Antisense small RNA can also be engineered and utilized by scientists to perform experimental functions. In synthetic biology, employing non-coding RNA such as antisense small RNA has advantages for creating regulatory architecture within engineering systems, provided the ability to predict function using the strand sequence. In experiments, engineered riboregulators, which are specific RNA that respond to signal RNA through complementary base pairing utilizing anti-small RNA, have been found to be capable of activating independent gene expression. Development of RNA array-based interaction assays that allow for screening in vitro have further advanced platforms targeting gene expression with antisense small RNAs. RNA-array based interaction assays screen for synthetic antisense small RNA interactions in vitro, through a surface-capture technique. An array of immobilized double-stranded DNA template for antisense small RNA sits opposite to an RNA-capture surface composed of possible antisense small RNA targets, separated by a solution of transcription reagents. Captured RNA are visualized using fluorescent staining, which can indicate whether a prospective antisense small RNA has been bound to its target.
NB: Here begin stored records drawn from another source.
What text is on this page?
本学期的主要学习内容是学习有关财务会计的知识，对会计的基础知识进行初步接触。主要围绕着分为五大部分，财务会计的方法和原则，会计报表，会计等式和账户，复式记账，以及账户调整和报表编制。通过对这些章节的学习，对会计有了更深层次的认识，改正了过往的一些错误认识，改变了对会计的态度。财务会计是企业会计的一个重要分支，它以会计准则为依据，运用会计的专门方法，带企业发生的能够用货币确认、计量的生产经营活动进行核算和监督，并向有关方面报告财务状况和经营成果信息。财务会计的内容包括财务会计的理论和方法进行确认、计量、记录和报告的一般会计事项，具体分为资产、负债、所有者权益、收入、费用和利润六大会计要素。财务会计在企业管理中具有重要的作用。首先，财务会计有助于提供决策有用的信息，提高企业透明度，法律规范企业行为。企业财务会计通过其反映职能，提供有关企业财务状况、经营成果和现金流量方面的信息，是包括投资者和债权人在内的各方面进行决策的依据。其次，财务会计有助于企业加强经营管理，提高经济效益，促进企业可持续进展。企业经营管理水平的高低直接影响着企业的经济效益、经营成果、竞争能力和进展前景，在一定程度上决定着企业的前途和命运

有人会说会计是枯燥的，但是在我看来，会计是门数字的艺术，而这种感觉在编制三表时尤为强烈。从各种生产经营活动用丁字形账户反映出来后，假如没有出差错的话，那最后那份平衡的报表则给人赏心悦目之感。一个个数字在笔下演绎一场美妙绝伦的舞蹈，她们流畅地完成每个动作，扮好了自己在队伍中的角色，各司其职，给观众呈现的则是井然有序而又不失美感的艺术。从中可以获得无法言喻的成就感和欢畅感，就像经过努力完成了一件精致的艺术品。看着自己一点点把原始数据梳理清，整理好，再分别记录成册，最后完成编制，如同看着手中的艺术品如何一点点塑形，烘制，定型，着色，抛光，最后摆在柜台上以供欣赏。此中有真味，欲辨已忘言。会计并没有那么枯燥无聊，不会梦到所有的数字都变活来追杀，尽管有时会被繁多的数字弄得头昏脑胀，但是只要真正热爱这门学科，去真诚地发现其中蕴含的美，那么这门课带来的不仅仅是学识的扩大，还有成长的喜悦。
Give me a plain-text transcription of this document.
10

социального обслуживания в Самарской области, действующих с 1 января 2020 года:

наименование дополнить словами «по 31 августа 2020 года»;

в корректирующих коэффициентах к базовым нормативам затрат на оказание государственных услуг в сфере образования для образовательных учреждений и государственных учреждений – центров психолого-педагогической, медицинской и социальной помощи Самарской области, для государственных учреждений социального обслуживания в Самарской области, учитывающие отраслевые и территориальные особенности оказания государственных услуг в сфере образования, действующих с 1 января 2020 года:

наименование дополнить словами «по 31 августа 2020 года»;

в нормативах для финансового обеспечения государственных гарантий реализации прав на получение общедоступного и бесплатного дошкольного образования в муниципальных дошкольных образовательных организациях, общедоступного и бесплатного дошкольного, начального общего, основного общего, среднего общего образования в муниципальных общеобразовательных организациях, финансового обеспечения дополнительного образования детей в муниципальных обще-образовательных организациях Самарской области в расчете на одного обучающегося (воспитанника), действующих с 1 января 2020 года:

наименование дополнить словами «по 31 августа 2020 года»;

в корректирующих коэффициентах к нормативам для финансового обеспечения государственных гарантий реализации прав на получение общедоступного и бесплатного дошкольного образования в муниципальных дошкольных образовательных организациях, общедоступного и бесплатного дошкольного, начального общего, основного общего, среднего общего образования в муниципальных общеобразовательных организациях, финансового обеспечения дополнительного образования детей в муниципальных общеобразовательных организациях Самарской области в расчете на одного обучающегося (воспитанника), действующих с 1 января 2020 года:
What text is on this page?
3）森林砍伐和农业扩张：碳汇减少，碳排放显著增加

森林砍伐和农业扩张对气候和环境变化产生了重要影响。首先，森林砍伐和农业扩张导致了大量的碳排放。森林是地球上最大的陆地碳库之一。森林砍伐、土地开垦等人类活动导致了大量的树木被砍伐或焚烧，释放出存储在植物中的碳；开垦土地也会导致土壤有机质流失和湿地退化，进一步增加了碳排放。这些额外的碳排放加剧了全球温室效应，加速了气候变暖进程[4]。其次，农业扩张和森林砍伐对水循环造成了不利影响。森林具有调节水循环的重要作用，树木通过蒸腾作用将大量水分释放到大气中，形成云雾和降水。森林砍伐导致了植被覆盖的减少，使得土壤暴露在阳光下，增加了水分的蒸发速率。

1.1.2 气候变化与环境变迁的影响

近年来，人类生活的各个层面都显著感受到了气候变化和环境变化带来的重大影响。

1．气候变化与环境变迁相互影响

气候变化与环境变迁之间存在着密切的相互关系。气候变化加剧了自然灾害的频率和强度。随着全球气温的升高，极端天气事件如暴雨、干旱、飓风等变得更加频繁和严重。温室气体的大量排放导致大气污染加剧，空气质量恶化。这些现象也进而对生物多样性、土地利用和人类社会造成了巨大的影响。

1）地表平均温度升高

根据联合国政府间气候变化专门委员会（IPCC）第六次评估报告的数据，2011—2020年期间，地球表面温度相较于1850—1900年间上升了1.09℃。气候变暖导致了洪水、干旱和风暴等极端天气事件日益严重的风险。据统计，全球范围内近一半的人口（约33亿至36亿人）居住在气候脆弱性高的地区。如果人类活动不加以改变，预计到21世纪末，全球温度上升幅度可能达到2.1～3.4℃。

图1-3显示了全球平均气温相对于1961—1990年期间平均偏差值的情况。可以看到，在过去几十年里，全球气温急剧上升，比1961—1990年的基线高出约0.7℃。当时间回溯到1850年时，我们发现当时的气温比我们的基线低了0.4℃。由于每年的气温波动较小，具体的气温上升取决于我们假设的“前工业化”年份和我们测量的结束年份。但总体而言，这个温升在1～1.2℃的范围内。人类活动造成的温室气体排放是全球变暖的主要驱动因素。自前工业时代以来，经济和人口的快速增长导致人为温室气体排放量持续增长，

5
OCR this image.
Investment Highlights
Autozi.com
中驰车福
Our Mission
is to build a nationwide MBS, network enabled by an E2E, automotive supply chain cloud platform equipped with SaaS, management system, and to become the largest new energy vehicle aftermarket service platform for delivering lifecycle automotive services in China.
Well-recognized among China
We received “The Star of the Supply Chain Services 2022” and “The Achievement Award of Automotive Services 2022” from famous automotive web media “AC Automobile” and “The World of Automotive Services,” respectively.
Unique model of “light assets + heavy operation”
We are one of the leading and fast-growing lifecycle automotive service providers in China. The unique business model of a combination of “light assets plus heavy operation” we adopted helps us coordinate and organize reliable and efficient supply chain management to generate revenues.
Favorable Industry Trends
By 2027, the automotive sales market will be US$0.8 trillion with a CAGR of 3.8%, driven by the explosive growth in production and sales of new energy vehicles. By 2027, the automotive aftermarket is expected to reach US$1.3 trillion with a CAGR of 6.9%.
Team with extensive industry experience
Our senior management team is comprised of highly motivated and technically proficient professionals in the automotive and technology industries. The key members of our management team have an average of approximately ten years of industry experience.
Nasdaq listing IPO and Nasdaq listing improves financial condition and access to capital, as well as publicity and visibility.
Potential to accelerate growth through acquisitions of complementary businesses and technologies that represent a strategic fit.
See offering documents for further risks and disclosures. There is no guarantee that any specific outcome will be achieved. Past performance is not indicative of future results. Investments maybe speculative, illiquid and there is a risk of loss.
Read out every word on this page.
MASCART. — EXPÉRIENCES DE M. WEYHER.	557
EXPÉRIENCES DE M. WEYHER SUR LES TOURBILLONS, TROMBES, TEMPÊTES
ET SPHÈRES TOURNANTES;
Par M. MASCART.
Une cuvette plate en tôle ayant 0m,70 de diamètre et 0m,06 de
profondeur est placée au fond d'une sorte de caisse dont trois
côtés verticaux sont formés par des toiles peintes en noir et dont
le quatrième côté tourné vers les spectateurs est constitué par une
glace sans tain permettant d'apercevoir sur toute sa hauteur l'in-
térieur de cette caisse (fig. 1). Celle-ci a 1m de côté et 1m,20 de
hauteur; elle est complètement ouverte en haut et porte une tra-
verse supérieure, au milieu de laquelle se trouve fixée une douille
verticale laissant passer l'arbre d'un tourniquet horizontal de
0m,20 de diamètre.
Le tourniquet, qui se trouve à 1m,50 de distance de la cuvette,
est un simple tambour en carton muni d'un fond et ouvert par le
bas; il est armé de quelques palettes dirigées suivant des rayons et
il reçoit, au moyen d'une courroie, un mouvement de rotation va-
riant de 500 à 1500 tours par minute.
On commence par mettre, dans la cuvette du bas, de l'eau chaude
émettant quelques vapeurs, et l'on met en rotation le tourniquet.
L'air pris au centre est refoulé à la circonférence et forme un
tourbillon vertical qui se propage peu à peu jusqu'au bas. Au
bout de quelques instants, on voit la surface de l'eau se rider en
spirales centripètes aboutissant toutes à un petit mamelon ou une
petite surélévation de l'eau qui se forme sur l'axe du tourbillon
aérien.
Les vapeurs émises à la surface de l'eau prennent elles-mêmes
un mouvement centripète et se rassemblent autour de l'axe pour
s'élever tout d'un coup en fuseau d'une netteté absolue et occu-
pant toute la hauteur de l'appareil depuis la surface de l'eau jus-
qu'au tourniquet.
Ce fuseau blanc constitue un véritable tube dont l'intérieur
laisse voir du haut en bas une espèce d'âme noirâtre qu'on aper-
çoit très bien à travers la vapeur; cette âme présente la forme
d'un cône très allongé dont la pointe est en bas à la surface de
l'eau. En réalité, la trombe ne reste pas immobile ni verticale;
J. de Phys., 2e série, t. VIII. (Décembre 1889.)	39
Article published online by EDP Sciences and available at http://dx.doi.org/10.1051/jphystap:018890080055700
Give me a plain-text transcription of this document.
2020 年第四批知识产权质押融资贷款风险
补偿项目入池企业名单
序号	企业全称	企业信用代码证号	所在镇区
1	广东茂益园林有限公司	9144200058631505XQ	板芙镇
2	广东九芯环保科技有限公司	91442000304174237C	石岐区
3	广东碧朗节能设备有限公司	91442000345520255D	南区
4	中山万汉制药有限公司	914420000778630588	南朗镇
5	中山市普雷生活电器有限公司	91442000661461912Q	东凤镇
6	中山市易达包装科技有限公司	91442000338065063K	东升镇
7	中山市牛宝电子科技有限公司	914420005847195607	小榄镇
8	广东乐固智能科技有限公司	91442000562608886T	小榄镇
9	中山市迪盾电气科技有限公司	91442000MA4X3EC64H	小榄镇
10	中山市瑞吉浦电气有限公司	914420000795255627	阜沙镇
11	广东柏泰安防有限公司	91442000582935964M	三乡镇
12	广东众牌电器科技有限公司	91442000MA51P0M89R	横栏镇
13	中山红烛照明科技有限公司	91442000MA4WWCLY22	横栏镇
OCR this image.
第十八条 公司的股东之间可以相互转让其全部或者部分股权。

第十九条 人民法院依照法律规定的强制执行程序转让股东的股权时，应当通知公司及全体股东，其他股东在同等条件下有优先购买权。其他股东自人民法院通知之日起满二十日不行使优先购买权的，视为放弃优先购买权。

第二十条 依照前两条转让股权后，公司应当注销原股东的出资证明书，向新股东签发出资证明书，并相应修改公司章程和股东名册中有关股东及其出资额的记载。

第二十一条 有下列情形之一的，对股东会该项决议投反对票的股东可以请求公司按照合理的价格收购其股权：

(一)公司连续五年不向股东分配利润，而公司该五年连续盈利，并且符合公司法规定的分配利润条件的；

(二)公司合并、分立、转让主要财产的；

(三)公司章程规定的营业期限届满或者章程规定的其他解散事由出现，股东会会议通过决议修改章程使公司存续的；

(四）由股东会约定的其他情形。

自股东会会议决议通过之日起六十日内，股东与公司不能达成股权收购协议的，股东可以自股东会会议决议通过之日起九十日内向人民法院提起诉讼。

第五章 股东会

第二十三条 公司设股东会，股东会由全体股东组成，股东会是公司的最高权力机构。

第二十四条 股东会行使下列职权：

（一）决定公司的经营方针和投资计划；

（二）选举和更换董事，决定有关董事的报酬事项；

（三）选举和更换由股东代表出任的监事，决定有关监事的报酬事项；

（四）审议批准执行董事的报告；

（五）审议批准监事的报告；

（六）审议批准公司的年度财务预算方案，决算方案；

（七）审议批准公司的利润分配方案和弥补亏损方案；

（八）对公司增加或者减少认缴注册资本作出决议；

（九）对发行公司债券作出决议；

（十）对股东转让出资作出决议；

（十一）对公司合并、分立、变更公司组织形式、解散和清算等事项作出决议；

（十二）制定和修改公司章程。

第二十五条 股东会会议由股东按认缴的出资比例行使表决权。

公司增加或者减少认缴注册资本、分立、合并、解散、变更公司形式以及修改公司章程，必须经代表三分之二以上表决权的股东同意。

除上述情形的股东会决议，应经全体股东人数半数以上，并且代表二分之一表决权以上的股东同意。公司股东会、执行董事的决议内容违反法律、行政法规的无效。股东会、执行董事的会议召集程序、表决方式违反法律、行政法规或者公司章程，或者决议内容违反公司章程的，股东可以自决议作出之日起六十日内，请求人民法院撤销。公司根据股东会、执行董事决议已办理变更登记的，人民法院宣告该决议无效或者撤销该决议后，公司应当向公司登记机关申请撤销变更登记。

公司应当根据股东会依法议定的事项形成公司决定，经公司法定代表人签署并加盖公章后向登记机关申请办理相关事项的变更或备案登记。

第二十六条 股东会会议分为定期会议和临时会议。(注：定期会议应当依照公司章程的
Anti-bacterial targeting of V. cholerae occurs through the promotion of gene expression patterns that liberate bacteria from its host. This has been achieved by utilizing antisense small RNAs designed through the RNA array pipeline, opening the possibilities for future antimicrobial or therapeutic applications.

== Examples ==
=== AsxR ===
AsxR, previously known as EcOnc02, is an anti-sRNA encoded within the 3' region of the stx2B gene of E.Coli bacteria. It acts to increase expression of the ChuS heme oxygenase via destabilisation of FnrS sRNA. This aids bacterial infection of the animal host gut.

=== AgvB ===
AgvB, previously known as EcOnc01, inhibits GcvB sRNA repression. Pathogenicity island associated AgvB aids enterohemorrhagic E. coli growth at the colonized site within the host animal. This bacterial growth often manifests into an increased risk of developing other conditions such as hemolytic uremic syndrome.

=== RosA ===
RosA, has been found to inhibit two sRNAs (RoxS and FsrA). Inhibition of RoxS by RosA plays a role in metabolism regulation, while FsrA is involved in maintaining iron availability for protein function. RosA is also the first antisense small RNA experimentally confirmed in Gram-positive bacteria.